The characteristics were otherwise well matched between the combination and control arms. These included ECOG performance status (>95% of each group were 0 or 1), race (94% were white in each), and prior cabazitaxel (Jevtana; 14% vs 13%, respectively).
Of 142 randomized patients, 96% (n = 136) had HRR mutation testing. Twenty-one (15%) of 142 patients had HRR mutations, detected by either tumor tissue, whole blood germline analysis, or plasma circulating-tumor DNA testing.
In the cohort of patients with HRR mutations, 11 received the combination and 10 were treated with abiraterone alone. The median PFS was 17.8 months in the experimental arm compared with 6.5 months in the control arm (HR, 0.74; 95% CI, 0.26-2.12).
Among 35 HRR mutation wild-type patients, the median PFS was 15.0 months for 15 patients receiving olaparib/abiraterone compared with 9.7 months for 20 patients receiving abiraterone alone (HR, 0.52; 95% CI, 0.24-1.15).

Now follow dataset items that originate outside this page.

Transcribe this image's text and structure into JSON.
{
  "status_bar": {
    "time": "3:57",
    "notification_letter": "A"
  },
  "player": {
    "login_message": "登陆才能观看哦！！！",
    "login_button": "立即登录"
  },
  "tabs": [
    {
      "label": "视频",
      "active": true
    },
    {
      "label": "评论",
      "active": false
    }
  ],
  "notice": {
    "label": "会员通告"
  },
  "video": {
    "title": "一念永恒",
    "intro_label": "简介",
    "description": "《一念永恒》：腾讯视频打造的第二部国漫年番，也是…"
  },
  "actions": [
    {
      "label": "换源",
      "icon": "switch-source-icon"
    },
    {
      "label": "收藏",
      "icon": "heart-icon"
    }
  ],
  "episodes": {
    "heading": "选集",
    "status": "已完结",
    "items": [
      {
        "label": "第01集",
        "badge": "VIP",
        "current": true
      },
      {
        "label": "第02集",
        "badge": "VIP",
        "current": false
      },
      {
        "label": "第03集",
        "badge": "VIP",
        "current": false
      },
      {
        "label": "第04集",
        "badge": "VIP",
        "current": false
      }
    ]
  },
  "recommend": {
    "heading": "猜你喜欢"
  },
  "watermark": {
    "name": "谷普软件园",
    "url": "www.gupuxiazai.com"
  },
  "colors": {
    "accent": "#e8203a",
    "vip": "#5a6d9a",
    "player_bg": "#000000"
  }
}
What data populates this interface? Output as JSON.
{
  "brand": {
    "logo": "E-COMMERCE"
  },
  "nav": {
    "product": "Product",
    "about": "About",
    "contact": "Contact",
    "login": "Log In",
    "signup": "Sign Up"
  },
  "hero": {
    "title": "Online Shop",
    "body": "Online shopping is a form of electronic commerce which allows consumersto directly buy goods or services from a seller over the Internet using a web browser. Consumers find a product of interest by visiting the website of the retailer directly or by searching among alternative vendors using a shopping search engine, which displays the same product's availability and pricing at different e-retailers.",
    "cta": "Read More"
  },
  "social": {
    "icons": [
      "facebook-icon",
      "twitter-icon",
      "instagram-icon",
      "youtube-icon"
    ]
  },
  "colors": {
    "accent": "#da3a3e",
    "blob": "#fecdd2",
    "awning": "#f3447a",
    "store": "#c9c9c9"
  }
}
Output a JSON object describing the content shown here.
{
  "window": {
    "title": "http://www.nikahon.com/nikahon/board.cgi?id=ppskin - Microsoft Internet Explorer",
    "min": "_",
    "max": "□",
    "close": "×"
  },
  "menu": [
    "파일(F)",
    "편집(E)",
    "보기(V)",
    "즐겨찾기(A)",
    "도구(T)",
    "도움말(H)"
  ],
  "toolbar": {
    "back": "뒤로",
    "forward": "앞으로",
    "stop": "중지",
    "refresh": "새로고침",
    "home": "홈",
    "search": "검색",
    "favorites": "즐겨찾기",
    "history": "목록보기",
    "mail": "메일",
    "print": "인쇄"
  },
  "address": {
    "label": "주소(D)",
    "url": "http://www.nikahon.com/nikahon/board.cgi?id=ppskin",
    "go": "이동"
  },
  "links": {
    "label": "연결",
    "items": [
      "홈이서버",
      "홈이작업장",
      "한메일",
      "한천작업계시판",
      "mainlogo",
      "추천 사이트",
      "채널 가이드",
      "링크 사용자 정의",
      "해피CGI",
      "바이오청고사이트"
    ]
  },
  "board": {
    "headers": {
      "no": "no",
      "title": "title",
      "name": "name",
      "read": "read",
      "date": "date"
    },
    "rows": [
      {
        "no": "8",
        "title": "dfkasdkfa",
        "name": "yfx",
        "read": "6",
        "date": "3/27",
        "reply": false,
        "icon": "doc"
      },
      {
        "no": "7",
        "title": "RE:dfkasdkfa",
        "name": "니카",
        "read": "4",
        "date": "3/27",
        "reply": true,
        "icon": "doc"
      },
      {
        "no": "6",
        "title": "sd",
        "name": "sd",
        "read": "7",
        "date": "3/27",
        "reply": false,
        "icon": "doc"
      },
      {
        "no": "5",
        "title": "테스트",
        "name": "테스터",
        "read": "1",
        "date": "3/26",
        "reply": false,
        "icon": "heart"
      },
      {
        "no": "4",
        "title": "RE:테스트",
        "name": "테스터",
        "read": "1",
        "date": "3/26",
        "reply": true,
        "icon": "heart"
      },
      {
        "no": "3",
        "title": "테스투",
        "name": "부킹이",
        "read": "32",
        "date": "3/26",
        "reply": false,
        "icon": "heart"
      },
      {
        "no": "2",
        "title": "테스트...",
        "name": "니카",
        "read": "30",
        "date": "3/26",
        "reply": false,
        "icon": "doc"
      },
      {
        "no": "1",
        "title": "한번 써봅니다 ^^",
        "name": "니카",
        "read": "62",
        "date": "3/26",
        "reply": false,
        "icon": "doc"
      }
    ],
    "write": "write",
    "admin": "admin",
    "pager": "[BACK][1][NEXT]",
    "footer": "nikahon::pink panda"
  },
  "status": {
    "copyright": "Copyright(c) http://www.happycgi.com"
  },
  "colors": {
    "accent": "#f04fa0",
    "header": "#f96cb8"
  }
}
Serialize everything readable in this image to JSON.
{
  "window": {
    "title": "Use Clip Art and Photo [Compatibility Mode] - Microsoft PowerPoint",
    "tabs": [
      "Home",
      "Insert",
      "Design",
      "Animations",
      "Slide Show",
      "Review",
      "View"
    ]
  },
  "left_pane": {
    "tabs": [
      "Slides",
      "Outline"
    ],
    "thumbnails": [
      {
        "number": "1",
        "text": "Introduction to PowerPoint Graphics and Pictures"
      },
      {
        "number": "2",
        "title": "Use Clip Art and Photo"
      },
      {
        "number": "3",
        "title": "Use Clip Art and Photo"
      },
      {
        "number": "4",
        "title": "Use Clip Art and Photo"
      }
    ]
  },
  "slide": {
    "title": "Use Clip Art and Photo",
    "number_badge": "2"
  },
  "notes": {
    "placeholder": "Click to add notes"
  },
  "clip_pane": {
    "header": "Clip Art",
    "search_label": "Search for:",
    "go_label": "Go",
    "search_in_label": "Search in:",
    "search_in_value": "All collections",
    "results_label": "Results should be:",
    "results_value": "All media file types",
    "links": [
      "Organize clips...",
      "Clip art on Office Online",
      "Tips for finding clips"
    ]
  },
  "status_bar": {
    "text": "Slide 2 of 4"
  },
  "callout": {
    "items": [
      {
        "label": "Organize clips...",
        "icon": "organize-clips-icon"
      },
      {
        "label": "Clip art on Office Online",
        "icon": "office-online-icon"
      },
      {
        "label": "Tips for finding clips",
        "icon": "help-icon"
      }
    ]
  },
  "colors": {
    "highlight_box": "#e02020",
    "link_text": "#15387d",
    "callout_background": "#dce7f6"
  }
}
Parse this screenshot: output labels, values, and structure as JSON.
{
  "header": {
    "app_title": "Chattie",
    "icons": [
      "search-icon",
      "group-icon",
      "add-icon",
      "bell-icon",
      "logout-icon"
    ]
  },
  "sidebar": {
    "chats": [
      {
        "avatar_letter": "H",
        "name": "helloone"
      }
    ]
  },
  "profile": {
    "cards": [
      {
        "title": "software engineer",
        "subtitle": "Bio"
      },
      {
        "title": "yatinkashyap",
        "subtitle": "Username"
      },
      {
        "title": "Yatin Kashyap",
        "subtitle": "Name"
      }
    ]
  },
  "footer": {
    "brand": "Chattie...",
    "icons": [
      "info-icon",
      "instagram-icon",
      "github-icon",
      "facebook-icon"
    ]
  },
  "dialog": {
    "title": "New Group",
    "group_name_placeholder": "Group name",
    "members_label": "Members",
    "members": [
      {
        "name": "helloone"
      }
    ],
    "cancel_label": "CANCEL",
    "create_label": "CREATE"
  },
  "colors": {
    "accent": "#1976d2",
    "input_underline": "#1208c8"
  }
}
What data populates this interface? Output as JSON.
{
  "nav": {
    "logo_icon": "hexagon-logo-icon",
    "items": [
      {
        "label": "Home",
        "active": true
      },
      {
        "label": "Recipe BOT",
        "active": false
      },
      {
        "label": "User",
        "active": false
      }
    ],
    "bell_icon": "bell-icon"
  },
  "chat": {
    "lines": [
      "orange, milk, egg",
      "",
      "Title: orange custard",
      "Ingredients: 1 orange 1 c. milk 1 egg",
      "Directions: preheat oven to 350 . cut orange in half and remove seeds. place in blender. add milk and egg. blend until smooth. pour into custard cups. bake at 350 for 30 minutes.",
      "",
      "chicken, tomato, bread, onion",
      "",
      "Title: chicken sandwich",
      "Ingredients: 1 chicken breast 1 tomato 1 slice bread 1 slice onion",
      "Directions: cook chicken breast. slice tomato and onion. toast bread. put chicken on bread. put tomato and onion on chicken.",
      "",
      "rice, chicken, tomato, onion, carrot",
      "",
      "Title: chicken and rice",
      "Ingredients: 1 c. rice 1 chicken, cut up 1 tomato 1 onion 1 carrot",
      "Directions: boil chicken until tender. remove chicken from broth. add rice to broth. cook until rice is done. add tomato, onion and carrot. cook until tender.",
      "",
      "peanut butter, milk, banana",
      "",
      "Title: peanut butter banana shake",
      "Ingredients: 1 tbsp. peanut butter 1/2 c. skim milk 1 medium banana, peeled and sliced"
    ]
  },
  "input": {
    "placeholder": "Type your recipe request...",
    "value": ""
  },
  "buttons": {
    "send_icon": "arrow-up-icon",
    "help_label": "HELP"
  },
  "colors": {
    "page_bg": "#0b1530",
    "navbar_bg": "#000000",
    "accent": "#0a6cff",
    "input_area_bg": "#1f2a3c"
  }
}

A third subgroup of 86 patients had unknown HRR mutation status. Among 45 patients in this subgroup receiving the combination, the median PFS was 13.1 versus 6.4 months in 41 patients treated with abiraterone alone (HR, 0.67; 95% CI, 0.40-1.13).
With the secondary endpoint of PFS2 in the overall population, the median was 23.3 versus 18.5 months in the olaparib/ abiraterone and control arms, respectively (HR, 0.79; 95% CI, 0.51-1.21; P = .28).
The median OS was 22.7 versus 20.9. months, respectively (HR, 0.91; 95% CI, 0.60-1.38; P = .66). “The was no difference in overall survival in either group,” said Clarke.
The ORR was 27% with the combination compared with 32% with abiraterone alone. All responses in both arms were partial. The stable disease and progressive disease rates were 48% versus 21% and 21% versus 47% in the 2 arms, respectively.
CTC conversion was defined as ≥5 cells/7.5 mL at baseline converted to <5 cells/7.5 mL post baseline. In the combination arm, 30 patients had baseline CTC ≥5 and the CTC conversion rate with treatment was 50%. In the abiraterone monotherapy arm, 28 patients had baseline CTC ≥5, with a conversion rate of 46%.
In the experimental arm, the median duration of olaparib treatment was 309 days and the median duration of abiraterone was 338 days. The median duration of abiraterone in the control arm was 253 days.
The rate of grade ≥3 adverse events (AEs) was 54% versus 28% in the combination versus control arms, respectively. Fifteen patients in the olaparib/abiraterone arm had grade ≥3 anemia compared with no grade ≥3 anemia cases in the abiraterone monotherapy arm. Clarke explained that anemia is “a well-described complication known to be manifest in olaparib-treated patients.”
AEs led to dose interruption, reduction, and treatment discontinuation in 34%, 18%, and 30% of the olaparib/abiraterone arm, respectively, versus 13%, 0%, and 10% in the control arm.
The rate of serious AEs was 34% versus 18% in the olaparib/ abiraterone and abiraterone-alone arms, respectively. Serious cardiovascular AEs occurring with the combination included myocardial infarction (n = 4), fatal cardiac failure (n = 1), chronic cardiac failure (n = 1), and fatal ischemic stroke (n = 1). AE-related deaths occurred in 4 patients in the combination arm and in 1 patient in the control arm.
Clarke said that based on the findings of this phase II trial, a phase III study is planned to address further questions regarding HRR mutation status in patients with mCRPC.